Class CjkBigramTokenFilter


  • public final class CjkBigramTokenFilter
    extends TokenFilter
    Forms bigrams of CJK terms that are generated from the standard tokenizer. This token filter is implemented using Apache Lucene.
    • Constructor Detail

      • CjkBigramTokenFilter

        public CjkBigramTokenFilter​(String name)
        Constructor of CjkBigramTokenFilter.
        Parameters:
        name - The name of the token filter.

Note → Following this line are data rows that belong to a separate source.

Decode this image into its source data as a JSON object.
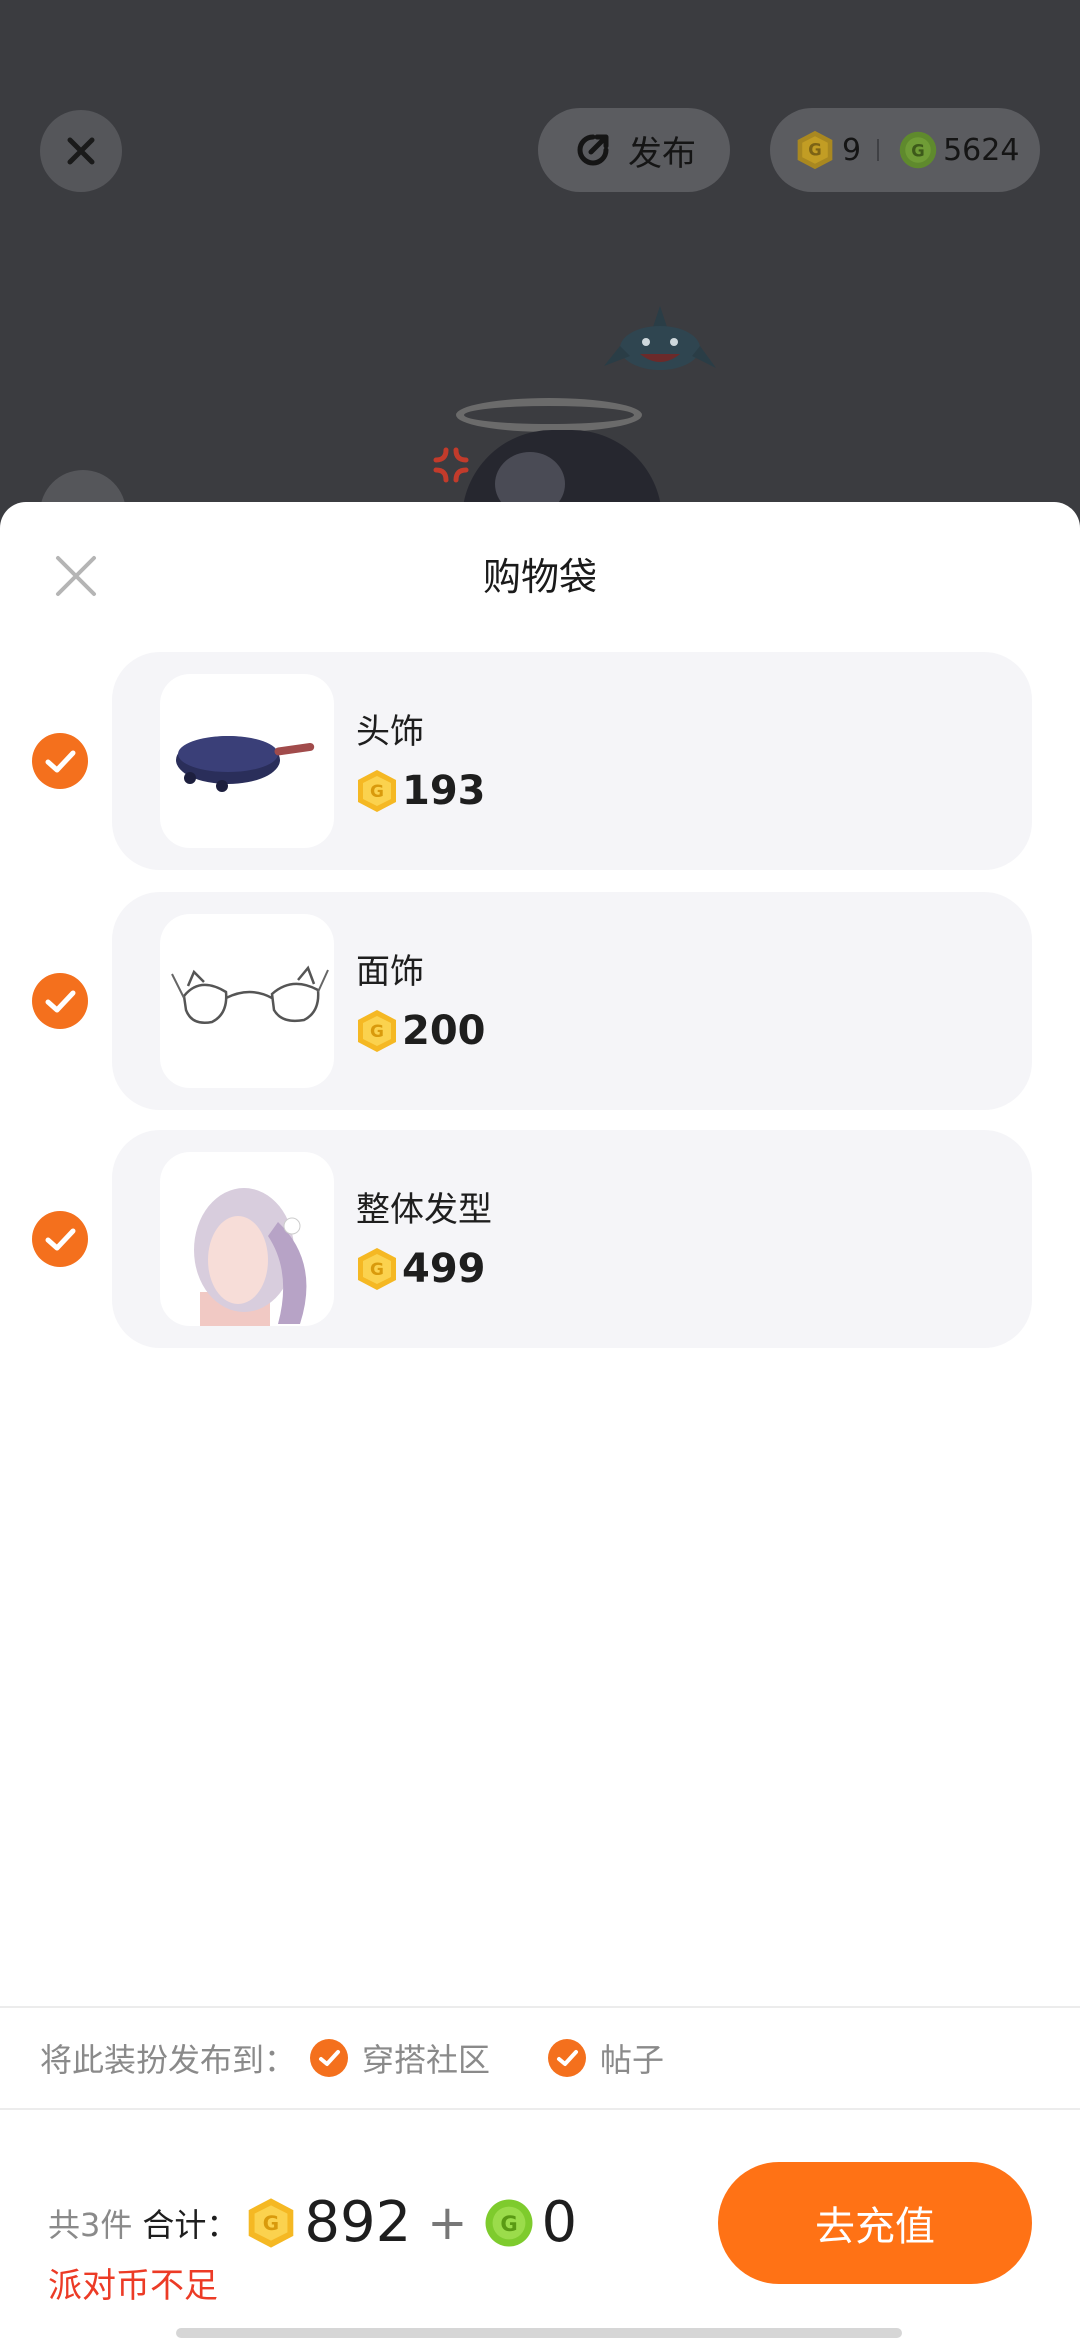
{
  "topbar": {
    "publish_label": "发布",
    "gold_balance": "9",
    "green_balance": "5624"
  },
  "sheet": {
    "title": "购物袋",
    "items": [
      {
        "name": "头饰",
        "price": "193",
        "checked": true,
        "icon": "wok-pan-icon"
      },
      {
        "name": "面饰",
        "price": "200",
        "checked": true,
        "icon": "cat-ear-glasses-icon"
      },
      {
        "name": "整体发型",
        "price": "499",
        "checked": true,
        "icon": "ponytail-hair-icon"
      }
    ]
  },
  "publish_to": {
    "label": "将此装扮发布到：",
    "options": [
      {
        "label": "穿搭社区",
        "checked": true
      },
      {
        "label": "帖子",
        "checked": true
      }
    ]
  },
  "footer": {
    "count_text": "共3件",
    "total_label": "合计：",
    "gold_total": "892",
    "plus": "+",
    "green_total": "0",
    "warning": "派对币不足",
    "recharge_label": "去充值"
  },
  "colors": {
    "accent_orange": "#ff7215",
    "check_orange": "#f4701d",
    "warning_red": "#ec3b26",
    "gold_coin": "#f5b823",
    "green_coin": "#7ecb2d",
    "card_bg": "#f5f5f8"
  }
}
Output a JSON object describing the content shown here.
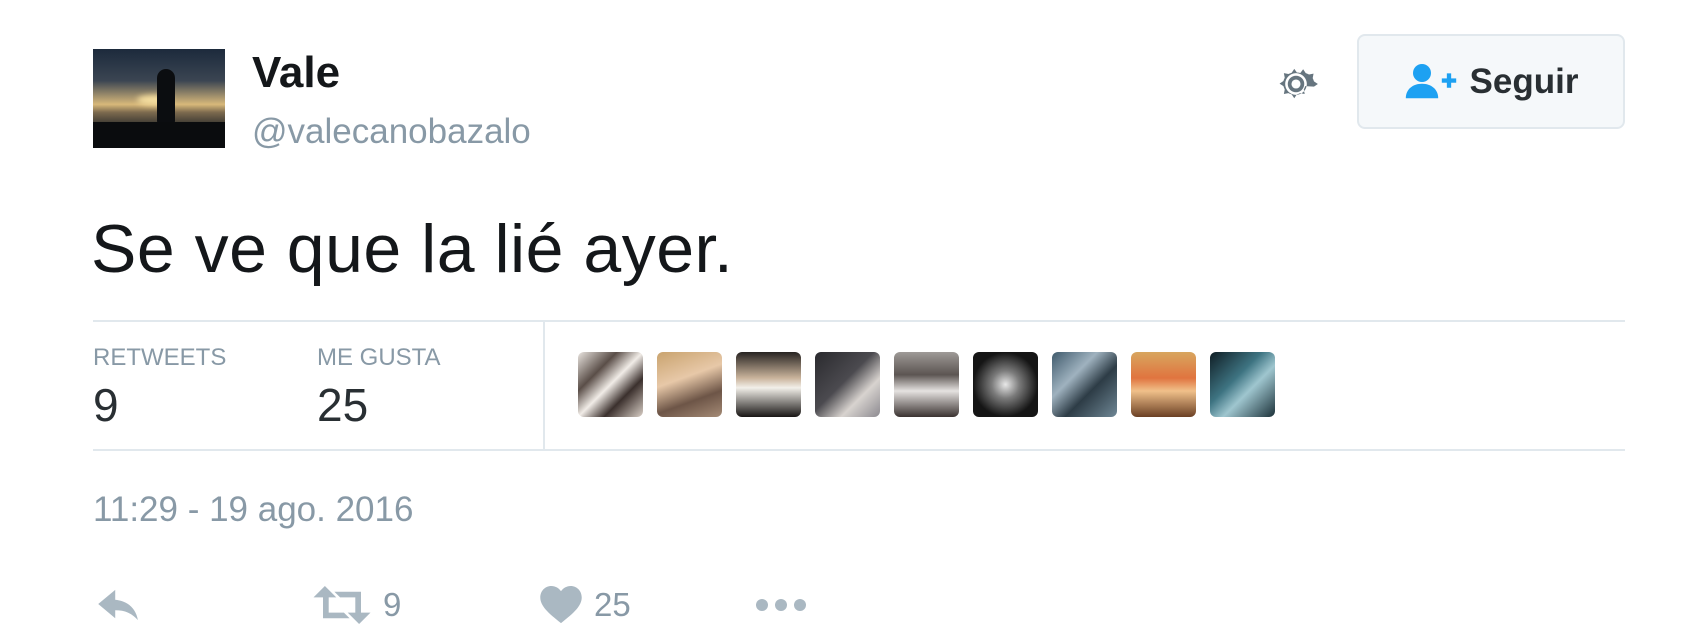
{
  "user": {
    "name": "Vale",
    "handle": "@valecanobazalo",
    "avatar_icon": "avatar-photo"
  },
  "header": {
    "settings_icon": "gear-icon",
    "follow_label": "Seguir",
    "follow_icon": "follow-user-icon"
  },
  "tweet": {
    "text": "Se ve que la lié ayer."
  },
  "stats": {
    "retweets_label": "RETWEETS",
    "retweets_value": "9",
    "likes_label": "ME GUSTA",
    "likes_value": "25"
  },
  "likers": [
    {
      "icon": "liker-avatar"
    },
    {
      "icon": "liker-avatar"
    },
    {
      "icon": "liker-avatar"
    },
    {
      "icon": "liker-avatar"
    },
    {
      "icon": "liker-avatar"
    },
    {
      "icon": "liker-avatar"
    },
    {
      "icon": "liker-avatar"
    },
    {
      "icon": "liker-avatar"
    },
    {
      "icon": "liker-avatar"
    }
  ],
  "timestamp": "11:29 - 19 ago. 2016",
  "actions": {
    "reply_icon": "reply-icon",
    "retweet_icon": "retweet-icon",
    "retweet_count": "9",
    "like_icon": "heart-icon",
    "like_count": "25",
    "more_icon": "more-icon"
  },
  "colors": {
    "accent": "#1da1f2",
    "muted": "#8899a6",
    "text": "#292f33",
    "divider": "#e1e8ed"
  }
}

It must only contain letters, digits, spaces, dashes or underscores, can only start and end with alphanumeric characters, and is limited to 128 characters.
    • Method Detail

      • getIgnoreScripts

        public List<CjkBigramTokenFilterScripts> getIgnoreScripts()
        Get the ignoreScripts property: The scripts to ignore.
        Returns:
        the ignoreScripts value.
      • setIgnoreScripts

        public CjkBigramTokenFilter setIgnoreScripts​(CjkBigramTokenFilterScripts... ignoreScripts)
        Set the ignoreScripts property: The scripts to ignore.
        Parameters:
        ignoreScripts - the ignoreScripts value to set.
        Returns:
        the CjkBigramTokenFilter object itself.
      • setIgnoreScripts

        public CjkBigramTokenFilter setIgnoreScripts​(List<CjkBigramTokenFilterScripts> ignoreScripts)
        Set the ignoreScripts property: The scripts to ignore.
        Parameters:
        ignoreScripts - the ignoreScripts value to set.
        Returns:
        the CjkBigramTokenFilter object itself.
      • areOutputUnigrams

        public Boolean areOutputUnigrams()
        Get the outputUnigrams property: A value indicating whether to output both unigrams and bigrams (if true), or just bigrams (if false). Default is false.
        Returns:
        the outputUnigrams value.
      • setOutputUnigrams

        public CjkBigramTokenFilter setOutputUnigrams​(Boolean outputUnigrams)
        Set the outputUnigrams property: A value indicating whether to output both unigrams and bigrams (if true), or just bigrams (if false). Default is false.
        Parameters:
        outputUnigrams - the outputUnigrams value to set.
        Returns:
        the CjkBigramTokenFilter object itself.